Eso fue lo que más me dolió.
Porque ella era mi novia.
Pero él era mi hermano.
O al menos eso había creído.
Salí de la casa sin decir nada más.
Despues de un par de horas Regrese y Terminé pidiéndole perdón.
A veces todavía me pregunto si lo hice porque realmente creía que había sido injusto con ella o porque tenía miedo de perderla.
Lucy aceptó mis disculpas con una dignidad que me hizo sentir aún peor. Durante días mantuvo cierta distancia, como si todavía estuviera herida por la discusión. Poco a poco las cosas volvieron a la normalidad.
Y después de un tiempo, volvió a ser ella.
La Lucy de siempre.
La que se reía viendo películas malas conmigo en el sofá. La que dejaba notas en la nevera cuando yo tenía un mal día. La que se quedaba dormida apoyada sobre mi hombro mientras leíamos en silencio.
Los meses pasaron.
Nuestro departamento volvió a sentirse como un hogar.
Las heridas parecían cerradas.
Al menos por fuera.
Porque dentro de mí seguía existiendo algo que no lograba entender.
No era solamente resentimiento.
No era únicamente desconfianza.
Era curiosidad.
Una curiosidad oscura que aparecía en los momentos más inesperados.
A veces observaba a Lucy mientras cocinaba o hablaba por teléfono y recordaba aquellas grabaciones.
Intentaba apartar esos pensamientos, pero siempre regresaban.
Como una sombra.
Como una puerta que había sido abierta y que ahora era imposible cerrar.
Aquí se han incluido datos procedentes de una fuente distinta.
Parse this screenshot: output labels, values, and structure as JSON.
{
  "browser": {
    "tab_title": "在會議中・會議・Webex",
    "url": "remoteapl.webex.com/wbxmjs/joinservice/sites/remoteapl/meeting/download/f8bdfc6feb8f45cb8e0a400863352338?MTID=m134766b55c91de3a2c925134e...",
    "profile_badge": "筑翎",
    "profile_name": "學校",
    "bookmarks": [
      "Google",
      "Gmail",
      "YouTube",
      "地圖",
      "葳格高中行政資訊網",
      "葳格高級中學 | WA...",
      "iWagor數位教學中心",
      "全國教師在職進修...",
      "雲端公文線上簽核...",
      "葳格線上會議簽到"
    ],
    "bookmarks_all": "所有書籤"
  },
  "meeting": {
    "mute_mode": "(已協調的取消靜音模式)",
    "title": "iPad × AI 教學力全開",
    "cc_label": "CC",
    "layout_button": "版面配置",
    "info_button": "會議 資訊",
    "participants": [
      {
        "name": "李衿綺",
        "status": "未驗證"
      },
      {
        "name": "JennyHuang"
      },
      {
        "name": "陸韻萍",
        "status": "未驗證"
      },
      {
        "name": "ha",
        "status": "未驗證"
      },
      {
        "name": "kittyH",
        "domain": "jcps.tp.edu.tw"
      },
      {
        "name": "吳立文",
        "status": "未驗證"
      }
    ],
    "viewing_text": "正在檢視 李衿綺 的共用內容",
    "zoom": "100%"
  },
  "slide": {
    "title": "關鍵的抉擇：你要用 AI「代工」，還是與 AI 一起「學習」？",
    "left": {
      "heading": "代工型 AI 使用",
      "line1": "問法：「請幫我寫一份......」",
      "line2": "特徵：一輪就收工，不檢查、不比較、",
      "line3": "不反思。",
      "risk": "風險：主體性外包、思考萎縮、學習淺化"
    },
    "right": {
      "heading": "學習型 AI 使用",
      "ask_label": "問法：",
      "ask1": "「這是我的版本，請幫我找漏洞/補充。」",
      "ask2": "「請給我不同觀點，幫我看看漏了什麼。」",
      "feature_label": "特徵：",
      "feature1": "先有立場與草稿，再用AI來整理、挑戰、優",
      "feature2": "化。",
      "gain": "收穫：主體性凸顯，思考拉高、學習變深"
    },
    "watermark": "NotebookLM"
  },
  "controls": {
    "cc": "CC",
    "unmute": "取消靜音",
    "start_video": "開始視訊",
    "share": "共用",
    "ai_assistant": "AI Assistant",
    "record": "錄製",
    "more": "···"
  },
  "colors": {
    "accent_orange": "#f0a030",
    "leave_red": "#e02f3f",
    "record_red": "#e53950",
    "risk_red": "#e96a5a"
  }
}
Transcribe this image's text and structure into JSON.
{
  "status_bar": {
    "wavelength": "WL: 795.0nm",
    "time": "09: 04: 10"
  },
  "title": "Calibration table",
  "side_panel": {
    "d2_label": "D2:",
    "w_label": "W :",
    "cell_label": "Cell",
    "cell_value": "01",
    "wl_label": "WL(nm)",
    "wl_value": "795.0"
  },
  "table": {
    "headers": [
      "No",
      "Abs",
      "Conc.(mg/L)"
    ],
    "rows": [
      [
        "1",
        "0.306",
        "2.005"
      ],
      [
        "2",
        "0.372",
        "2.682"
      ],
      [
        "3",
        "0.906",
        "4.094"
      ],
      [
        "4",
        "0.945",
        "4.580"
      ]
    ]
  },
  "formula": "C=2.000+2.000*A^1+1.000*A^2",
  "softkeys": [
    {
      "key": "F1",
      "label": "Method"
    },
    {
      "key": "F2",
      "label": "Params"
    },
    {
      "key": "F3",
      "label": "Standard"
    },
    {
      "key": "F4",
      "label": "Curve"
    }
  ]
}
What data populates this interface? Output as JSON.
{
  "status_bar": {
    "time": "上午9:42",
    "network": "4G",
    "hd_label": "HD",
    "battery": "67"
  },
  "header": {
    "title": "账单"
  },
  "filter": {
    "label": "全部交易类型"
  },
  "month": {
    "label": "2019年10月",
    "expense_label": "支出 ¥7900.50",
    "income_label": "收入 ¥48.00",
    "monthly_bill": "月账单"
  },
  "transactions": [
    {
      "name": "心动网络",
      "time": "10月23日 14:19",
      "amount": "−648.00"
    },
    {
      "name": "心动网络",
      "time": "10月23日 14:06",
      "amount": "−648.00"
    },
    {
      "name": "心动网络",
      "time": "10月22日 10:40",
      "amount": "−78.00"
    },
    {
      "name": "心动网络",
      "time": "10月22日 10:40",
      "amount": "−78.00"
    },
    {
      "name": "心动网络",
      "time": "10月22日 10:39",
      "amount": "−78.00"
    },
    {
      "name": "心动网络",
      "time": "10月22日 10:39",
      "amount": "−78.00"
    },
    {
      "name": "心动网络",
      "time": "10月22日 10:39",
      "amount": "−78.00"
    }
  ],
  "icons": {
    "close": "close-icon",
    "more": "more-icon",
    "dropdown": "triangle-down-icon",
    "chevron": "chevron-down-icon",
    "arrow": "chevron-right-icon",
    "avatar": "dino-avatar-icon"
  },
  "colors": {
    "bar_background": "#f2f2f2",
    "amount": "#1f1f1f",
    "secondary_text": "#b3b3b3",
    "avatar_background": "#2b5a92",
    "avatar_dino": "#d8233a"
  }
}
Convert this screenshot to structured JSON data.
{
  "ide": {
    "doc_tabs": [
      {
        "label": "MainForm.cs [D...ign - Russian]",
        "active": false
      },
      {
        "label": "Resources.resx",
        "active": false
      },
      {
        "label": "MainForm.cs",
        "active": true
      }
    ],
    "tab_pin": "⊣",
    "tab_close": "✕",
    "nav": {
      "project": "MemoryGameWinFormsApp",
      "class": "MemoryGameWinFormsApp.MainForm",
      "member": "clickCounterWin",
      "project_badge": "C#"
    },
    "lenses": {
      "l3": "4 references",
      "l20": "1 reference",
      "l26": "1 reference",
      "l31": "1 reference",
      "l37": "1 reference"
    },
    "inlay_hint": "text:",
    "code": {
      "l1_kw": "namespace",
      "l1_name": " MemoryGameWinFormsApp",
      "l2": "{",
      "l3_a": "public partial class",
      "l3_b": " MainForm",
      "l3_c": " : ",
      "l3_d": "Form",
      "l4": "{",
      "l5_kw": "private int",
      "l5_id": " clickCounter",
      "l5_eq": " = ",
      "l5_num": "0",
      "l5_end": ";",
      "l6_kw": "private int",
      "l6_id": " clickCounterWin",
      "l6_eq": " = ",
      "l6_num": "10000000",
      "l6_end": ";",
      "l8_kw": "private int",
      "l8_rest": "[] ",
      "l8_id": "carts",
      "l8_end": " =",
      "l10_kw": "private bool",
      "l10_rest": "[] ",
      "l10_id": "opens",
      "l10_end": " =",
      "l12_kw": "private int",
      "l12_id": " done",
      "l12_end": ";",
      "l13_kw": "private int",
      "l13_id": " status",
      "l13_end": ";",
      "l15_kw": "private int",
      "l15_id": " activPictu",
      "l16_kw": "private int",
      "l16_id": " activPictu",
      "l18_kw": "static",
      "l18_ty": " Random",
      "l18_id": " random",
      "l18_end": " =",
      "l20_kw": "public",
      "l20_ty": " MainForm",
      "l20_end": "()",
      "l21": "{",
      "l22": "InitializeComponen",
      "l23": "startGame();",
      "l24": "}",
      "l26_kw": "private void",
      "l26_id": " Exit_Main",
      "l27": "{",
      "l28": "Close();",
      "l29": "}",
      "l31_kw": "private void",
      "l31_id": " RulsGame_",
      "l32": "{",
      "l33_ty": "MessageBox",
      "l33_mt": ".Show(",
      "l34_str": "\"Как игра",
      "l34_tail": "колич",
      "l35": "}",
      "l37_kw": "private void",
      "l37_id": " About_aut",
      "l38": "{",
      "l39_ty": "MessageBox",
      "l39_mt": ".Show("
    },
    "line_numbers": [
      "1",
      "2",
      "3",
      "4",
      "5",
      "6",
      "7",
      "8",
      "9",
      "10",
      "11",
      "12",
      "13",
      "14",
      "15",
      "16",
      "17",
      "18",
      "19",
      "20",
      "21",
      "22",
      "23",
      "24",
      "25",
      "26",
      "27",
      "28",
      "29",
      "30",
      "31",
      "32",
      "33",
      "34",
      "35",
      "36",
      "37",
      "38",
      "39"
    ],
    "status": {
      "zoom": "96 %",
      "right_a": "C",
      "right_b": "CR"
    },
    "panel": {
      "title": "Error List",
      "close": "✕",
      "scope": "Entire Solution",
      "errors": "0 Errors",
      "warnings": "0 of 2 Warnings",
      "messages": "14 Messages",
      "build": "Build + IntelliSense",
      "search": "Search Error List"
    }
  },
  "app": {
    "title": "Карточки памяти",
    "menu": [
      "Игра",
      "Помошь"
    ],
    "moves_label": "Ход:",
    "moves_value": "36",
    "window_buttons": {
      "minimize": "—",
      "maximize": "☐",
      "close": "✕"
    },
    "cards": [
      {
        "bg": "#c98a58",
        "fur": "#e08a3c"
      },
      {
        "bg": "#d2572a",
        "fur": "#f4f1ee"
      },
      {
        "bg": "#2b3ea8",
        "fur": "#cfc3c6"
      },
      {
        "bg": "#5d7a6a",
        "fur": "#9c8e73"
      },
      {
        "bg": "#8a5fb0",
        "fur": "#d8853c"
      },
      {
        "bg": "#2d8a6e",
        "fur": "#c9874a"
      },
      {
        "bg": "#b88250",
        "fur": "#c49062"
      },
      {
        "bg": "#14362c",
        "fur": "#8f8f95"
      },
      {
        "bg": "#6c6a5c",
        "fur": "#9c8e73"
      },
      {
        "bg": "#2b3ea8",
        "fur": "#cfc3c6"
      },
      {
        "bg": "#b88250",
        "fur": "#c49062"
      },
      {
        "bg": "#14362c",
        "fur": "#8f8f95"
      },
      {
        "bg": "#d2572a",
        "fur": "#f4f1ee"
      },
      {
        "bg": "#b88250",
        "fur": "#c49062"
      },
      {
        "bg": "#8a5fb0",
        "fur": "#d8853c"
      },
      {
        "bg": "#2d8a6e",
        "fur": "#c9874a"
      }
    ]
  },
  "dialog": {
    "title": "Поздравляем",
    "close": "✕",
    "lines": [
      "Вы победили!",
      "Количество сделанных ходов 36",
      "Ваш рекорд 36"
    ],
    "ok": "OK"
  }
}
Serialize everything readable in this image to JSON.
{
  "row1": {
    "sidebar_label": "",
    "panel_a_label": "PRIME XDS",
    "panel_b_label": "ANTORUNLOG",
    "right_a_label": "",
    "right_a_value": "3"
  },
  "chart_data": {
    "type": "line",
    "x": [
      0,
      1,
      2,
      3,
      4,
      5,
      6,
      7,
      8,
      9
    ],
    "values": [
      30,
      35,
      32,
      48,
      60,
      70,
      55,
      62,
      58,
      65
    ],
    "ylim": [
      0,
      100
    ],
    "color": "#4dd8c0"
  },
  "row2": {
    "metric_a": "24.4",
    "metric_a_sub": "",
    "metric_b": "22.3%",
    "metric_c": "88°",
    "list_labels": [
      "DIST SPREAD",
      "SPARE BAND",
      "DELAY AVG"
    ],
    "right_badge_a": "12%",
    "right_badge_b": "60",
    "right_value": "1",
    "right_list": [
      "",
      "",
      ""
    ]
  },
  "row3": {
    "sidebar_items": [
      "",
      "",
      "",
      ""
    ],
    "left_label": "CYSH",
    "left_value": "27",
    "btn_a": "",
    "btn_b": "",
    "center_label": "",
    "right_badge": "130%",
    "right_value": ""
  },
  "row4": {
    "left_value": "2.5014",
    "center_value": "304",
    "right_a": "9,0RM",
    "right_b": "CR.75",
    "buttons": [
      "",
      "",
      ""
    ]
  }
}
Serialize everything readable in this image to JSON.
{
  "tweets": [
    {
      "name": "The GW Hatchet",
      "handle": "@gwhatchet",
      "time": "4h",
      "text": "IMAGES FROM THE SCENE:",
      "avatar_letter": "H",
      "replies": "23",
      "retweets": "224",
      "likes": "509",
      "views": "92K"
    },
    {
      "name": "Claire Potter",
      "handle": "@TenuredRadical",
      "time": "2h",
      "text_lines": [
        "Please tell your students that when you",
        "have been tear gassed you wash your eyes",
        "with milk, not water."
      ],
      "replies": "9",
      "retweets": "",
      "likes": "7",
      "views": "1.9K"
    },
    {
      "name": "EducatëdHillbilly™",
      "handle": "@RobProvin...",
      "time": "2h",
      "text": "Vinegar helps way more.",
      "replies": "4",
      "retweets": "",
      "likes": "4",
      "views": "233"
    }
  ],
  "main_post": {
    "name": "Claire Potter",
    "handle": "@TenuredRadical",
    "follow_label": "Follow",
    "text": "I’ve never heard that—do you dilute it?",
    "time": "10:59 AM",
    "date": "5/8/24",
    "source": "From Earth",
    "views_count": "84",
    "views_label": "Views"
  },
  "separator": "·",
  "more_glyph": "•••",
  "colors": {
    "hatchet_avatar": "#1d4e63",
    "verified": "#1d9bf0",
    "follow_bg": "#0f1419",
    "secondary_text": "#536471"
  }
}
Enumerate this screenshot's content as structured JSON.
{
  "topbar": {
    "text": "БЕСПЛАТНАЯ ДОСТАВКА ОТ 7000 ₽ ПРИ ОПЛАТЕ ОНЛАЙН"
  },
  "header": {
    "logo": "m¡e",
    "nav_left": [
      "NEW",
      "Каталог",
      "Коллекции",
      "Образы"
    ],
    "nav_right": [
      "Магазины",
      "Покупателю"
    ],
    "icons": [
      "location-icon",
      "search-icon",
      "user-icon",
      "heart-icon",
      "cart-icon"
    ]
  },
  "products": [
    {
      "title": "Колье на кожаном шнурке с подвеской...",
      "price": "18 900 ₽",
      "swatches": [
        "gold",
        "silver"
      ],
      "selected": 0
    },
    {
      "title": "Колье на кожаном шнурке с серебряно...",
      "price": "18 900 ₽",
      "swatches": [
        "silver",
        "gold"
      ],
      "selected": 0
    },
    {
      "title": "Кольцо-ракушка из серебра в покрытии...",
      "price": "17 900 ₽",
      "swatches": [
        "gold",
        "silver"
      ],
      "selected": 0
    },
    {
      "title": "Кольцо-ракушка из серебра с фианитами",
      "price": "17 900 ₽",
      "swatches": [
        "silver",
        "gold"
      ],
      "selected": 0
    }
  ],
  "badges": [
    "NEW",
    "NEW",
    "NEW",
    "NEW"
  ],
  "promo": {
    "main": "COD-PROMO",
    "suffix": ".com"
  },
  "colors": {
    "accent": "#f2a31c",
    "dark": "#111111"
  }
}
Y entonces, una tarde cualquiera, sonó mi teléfono.
Era Tomás.
Me quedé mirando la pantalla varios segundos antes de contestar.
—Hola.
Su voz sonaba cansada.
Más vieja.
Más apagada de lo que recordaba.
—Necesito pedirte un favor.
Sentí un nudo en el estómago.
Escuché cómo me explicaba que había perdido el trabajo. Que estaba teniendo problemas para pagar el alquiler. Que necesitaba un lugar donde quedarse mientras encontraba algo nuevo.
—Solo unas semanas —dijo—. Después me voy.
Miré hacia la cocina.
Lucy estaba preparando café sin saber quién estaba al otro lado de la llamada.
Mi corazón empezó a latir más rápido.
Porque una parte de mí quería decir que no.
Quería proteger la tranquilidad que habíamos recuperado.
Quería mantener el pasado enterrado.
Pero otra parte...
Otra parte sintió algo diferente.
Algo incómodo.
Algo que me avergonzaba admitir incluso ante mí mismo.
Curiosidad.
La misma curiosidad que me había acompañado durante meses.
La pregunta que nunca había desaparecido.
¿Qué pasaría si Tomás volvía a entrar en nuestras vidas?
Mientras él esperaba una respuesta al otro lado de la línea, comprendí que no tenía miedo únicamente de perder a Lucy.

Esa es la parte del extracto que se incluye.